Ministers Sue Federal Death Row for Violating Religious Freedom

05.03.23

Ministers for men sentenced to death by federal courts have filed a lawsuit alleging that prison rules barring them from all physical contact violates the Religious Freedom Restoration Act of 1993.

The Special Confinement Unit (SCU) at the U.S. Penitentiary in Terre Haute, Indiana, is the only death row for men in the federal prison system.

The Bureau of Prisons allows men living in the SCU to designate a “minister of record” to visit them. But ministers are only allowed non-contact visits conducted through a glass barrier.

Ross Eiler, a lay Episcopalian minister, and the Rev. Bill Breeden, an ordained minister in the Unitarian Universalist Church and the Christian Church (Disciples of Christ) are the ministers of record for Jurijus Kadamovas and Chad Fulks, respectively, who are both sentenced to death.

They sued the prison because both believe it is essential to their religious exercise to be able, in certain circumstances, to place hands on a person while praying for them.

“When I’m dealing with someone who’s sick, or in troubled times, or counseling, it’s not unusual at all for me to hold their hands. Or, if I’m saying a prayer for them, to lay my hands on them,” Mr. Breeden told Indiana Public Media. “That’s the kind of way ministers do things.”

The Episcopal Church likewise calls for placing hands on a person when praying for them, the lawsuit says. Barring physical contact burdens Mr. Eiler’s ability to offer pastoral care.

The lawsuit alleges the prison’s non-contact rule violates the Religious Freedom Restoration Act because it imposes a substantial burden on the plaintiff’s religious exercise and “neither furthers a compelling governmental interest nor is the least restrictive alternative to further that interest.”

The ministers are asking to be allowed to conduct visits in the room used for attorney-client visits, which has a small opening in the wire mesh for passing paperwork through which the ministers could touch the men’s hands while praying.

The ministers allege that the prison’s policy barring spiritual advisors from touching a person in the execution chamber while the person is alive also violates RFRA.
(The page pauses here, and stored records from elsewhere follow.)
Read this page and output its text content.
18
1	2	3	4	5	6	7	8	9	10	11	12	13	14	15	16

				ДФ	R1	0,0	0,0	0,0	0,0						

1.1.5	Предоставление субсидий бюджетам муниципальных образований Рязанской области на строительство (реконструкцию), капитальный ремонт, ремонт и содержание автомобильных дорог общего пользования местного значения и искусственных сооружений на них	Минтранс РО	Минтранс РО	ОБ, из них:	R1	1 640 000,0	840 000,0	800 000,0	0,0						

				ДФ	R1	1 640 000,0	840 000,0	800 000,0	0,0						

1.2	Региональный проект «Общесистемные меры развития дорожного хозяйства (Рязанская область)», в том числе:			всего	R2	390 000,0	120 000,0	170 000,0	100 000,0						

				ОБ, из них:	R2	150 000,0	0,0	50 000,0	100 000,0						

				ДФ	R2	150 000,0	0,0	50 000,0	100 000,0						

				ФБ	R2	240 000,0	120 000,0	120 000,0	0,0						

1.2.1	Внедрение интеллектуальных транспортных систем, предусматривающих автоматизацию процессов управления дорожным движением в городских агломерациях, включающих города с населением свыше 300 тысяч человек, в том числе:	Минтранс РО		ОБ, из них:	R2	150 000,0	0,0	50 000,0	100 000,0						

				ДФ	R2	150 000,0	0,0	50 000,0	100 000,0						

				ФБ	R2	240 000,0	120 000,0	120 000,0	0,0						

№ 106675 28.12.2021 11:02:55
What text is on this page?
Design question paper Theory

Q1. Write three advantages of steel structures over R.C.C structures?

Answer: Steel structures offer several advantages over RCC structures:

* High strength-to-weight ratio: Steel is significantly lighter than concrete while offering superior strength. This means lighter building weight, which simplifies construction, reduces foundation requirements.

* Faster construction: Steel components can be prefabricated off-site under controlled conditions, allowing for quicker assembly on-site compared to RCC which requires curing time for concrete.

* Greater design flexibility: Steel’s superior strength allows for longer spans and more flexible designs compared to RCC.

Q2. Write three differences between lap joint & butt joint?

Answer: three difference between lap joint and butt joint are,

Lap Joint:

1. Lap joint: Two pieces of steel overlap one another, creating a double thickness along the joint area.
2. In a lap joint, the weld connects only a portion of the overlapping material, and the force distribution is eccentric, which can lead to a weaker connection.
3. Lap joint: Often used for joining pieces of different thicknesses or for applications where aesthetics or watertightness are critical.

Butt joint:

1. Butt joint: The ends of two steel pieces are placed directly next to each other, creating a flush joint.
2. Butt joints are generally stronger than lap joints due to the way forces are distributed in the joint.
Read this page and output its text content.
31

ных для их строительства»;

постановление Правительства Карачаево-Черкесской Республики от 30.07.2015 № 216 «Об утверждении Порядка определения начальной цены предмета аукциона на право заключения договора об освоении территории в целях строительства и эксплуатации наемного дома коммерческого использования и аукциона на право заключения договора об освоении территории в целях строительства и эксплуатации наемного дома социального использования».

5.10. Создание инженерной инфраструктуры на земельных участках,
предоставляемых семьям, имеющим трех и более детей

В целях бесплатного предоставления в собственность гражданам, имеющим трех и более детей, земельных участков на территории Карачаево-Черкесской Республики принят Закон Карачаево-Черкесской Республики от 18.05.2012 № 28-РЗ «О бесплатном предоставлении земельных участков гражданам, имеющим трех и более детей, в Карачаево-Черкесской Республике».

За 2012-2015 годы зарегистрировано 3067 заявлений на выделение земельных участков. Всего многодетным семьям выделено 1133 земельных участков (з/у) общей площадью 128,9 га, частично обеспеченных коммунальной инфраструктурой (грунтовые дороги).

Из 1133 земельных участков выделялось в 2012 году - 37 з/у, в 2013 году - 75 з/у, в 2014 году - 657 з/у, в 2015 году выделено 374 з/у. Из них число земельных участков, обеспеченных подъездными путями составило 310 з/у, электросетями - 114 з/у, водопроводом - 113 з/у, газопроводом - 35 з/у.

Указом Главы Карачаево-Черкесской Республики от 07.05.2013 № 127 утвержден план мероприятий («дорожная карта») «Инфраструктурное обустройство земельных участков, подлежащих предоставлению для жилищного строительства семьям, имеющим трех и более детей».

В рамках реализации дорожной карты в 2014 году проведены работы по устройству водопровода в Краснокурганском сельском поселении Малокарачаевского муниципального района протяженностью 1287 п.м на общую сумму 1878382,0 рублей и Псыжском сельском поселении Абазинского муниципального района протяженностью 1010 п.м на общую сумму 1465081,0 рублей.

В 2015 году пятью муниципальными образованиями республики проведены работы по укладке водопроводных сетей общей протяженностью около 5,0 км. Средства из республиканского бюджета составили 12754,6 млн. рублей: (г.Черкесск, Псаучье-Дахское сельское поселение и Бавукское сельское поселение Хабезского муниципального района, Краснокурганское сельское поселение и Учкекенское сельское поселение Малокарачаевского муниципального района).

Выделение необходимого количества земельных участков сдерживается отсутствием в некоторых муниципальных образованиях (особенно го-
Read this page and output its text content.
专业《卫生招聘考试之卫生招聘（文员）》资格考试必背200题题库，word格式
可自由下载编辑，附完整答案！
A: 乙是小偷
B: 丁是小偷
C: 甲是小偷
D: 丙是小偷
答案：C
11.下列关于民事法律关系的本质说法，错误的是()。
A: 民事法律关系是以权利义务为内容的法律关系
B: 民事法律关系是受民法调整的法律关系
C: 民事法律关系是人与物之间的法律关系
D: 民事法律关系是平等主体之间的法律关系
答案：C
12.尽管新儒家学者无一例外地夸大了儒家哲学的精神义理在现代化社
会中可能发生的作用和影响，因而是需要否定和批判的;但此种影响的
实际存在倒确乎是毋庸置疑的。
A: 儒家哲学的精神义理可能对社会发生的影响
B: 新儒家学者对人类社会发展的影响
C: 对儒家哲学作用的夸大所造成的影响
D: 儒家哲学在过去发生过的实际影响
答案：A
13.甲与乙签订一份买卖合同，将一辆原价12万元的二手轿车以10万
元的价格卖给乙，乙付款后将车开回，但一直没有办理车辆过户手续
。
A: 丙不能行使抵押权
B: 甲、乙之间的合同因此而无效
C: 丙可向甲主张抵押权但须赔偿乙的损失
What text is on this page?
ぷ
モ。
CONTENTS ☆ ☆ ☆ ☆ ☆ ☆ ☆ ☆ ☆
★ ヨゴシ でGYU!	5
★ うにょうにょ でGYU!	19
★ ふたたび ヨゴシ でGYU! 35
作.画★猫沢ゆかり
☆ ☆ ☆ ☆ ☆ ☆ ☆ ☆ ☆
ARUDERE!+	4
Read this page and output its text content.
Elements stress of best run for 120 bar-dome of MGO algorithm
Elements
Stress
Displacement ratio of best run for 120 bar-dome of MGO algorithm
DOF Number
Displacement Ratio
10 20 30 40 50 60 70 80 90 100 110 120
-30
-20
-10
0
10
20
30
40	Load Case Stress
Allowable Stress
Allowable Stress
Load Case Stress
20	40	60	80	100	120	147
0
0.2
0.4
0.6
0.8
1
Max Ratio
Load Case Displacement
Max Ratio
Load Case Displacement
While neither Mr. Kadamovas nor Mr. Fulks has an execution date, both ministers believe it is an essential component of their religious exercise in ministering to them that they be present during the executions to offer prayer, guidance, and comfort—which requires, as a theological matter, that they have physical contact.

Mr. Breeden served as Corey Johnson’s spiritual adviser during his execution in 2021 and was not allowed within six feet of Mr. Johnson until after he was dead.

But a spiritual adviser “can touch the person being executed on their lower legs or feet or even the top of their head without interfering” with the execution, the lawsuit alleges—and that makes the prison’s rule barring physical contact during an execution a violation of RFRA.

Mr. Breeden said he decided to file the lawsuit after Mr. Johnson’s execution.

“I never got to touch him before he was dead … I wanted to hold Corey’s hand,” he said. “It’s imperative that we are able to touch the people we minister to. And it’s part of my religious practice and belief that I have to do that.”

Last year, the Supreme Court ruled that Texas had failed to provide a valid reason to bar John Henry Ramirez’s spiritual advisor from touching him while praying aloud during the execution.

“We do not see how letting the spiritual advisor stand slightly closer, reach out his arm, and touch a part of the prisoner’s body well away from the site of any IV line would meaningfully increase risk,” Chief Justice John G. Roberts Jr. wrote for the Court.

Concluding that Mr. Ramirez would likely suffer irreparable harm under Texas’s ban on religious touch “because he will be unable to engage in protected religious exercise in the final moments of his life,” the Court granted an injunction prohibiting Texas from executing Mr. Ramirez without allowing his spiritual adviser to lay hands on him and pray during the execution.